The United Kingdom held a referendum vote on its relationship with the EU in 2016. It was a shock to many that ‘leave’ won by 52% to 48%. The impact of the surprise vote caused uncertainty for citizens of the UK and the EU, and industries alike. The UK could still leave with no deal if the withdrawal agreement is not approved by 31 January 2020.
Over the last few months in the UK, Brexit has been the most talked about topic due to the uncertainty and frustration of what the future holds. The recent British vote resulted in Boris Johnson being elected as Prime Minister of the UK. With preliminary talks ongoing about Boris Johnson’s new Brexit proposals, the deal is ‘essentially impossible’ according to The Telegraph.
The Impact of Brexit on the Electronics Industry To Date
The result of the referendum vote caused the pound to drop dramatically. A weak pound is bad for the country since it makes imports more expensive; this applies to electronic components too. Within the electronics industry, a slowing down in shifting electronic components affected distributors, suppliers as well as manufacturers simply because less people were making purchases.
The Ways Brexit Could Impact the Electronics Industry in the Future?
It’s difficult to predict the future related to Brexit since there’s so much uncertainty around it. However, I believe that it will not only be more expensive to import/export electronics to and from the UK, but more time-consuming as well. For example, the electronics companies across Europe were able to shift products throughout the EU borders without the need for custom checks. This was due to the ‘Freedom of Movement Act’ in 1993. However, if the UK officially leaves the EU, which is most likely – there will be increased border checks which will impact the cost and the time frames.
Many large companies have also expressed concern about pursuing their operations in the UK. If these large companies were to transport their business/workplace elsewhere, this could lose jobs dramatically and affect the economy.
The electronics industry needs highly-skilled workers to ensure success and safety within the workforce. Many electronics workers come from overseas because of their skills. With future uncertainty in place, we are not sure whether this will affect workers sourced from the EU.
All in all, I believe that Brexit will have a negative impact on the electronics industry not only UK based, but globally.
I’d suggest purchasing electronic stock from UK-based manufactures to avoid costly import duties and shipping costs, which may rise depending on the result of Brexit.
Did You Stockpile Because Of Brexit?
According to the Guardian newspaper, UK manufacturers’ stockpiling for no-deal Brexit hit record levels.
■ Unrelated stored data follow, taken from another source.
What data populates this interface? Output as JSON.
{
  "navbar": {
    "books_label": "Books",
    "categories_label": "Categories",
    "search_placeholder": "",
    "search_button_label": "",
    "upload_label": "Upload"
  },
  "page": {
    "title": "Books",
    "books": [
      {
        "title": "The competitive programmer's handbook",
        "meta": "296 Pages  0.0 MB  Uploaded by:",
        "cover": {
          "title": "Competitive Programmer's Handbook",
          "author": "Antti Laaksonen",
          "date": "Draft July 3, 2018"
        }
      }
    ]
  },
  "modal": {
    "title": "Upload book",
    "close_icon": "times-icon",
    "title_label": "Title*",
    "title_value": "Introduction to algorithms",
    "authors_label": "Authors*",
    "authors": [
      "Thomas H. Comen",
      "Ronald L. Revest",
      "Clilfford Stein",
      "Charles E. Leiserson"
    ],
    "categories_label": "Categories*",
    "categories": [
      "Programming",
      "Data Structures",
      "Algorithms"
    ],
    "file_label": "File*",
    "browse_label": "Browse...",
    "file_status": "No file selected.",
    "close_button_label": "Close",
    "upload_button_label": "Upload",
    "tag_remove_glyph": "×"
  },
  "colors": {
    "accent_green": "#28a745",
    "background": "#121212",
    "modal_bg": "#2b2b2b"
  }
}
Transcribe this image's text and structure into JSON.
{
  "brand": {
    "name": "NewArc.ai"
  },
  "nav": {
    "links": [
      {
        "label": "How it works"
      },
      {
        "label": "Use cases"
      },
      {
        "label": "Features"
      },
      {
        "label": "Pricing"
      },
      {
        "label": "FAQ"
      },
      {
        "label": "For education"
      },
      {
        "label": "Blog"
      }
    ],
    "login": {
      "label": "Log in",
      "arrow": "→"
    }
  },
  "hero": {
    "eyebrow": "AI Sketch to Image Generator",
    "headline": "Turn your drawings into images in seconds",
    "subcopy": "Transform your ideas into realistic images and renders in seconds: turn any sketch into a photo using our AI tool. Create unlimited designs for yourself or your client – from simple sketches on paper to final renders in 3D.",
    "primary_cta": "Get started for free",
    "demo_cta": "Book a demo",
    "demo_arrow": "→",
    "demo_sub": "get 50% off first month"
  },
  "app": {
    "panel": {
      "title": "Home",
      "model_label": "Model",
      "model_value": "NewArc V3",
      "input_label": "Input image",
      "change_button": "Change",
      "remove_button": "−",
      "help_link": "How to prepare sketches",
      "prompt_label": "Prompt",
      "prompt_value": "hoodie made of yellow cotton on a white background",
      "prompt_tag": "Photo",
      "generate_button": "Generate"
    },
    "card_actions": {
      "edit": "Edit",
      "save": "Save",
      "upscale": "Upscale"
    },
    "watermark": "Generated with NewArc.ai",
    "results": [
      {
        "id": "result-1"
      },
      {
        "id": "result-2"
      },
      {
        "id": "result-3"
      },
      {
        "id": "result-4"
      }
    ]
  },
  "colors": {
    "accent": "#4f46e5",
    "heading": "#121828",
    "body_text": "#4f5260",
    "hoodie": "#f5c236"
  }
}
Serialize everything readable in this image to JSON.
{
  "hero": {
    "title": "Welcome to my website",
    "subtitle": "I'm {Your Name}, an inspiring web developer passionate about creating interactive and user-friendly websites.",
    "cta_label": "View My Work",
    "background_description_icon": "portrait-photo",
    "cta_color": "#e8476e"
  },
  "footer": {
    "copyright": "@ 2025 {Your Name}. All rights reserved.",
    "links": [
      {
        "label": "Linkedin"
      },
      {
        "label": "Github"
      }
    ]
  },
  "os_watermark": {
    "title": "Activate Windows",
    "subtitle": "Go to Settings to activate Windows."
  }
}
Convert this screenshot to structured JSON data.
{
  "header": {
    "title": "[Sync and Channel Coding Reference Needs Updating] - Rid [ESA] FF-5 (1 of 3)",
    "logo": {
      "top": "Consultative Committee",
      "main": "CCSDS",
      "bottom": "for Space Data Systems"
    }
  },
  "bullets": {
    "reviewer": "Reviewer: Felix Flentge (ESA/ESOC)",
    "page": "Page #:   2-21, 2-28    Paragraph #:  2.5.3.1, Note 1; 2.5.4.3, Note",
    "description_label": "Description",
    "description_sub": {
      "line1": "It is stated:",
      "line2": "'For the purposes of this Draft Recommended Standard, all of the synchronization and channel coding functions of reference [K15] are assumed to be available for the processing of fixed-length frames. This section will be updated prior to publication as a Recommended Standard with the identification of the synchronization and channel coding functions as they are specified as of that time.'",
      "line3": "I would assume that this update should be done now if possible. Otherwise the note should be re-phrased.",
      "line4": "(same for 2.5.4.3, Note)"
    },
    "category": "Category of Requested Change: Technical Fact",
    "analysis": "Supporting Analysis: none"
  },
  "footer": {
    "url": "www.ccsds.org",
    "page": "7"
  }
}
This is because there was a high concern that there would be border gridlock which would slow down the process of transportation of goods globally. The concern of border gridlock was caused by ‘no deal’ Brexit which led British manufacturers to increase their stockpiling efforts.
In my opinion, I think stockpiling prior to Brexit was a clever move as there was strong uncertainty of how the vote would affect the economy. Some of the products we’re accustomed to having all year round could be harder to come by or cost more to buy. So, it would have been a good idea to buy the items to be sure you have easy access to them and at a good price.
I also think that this could have affected companies negatively. I believe it because they may have stockpiled high quantities of products and then may not necessarily be able to shift them as quickly as first thought, resulting in excess stock.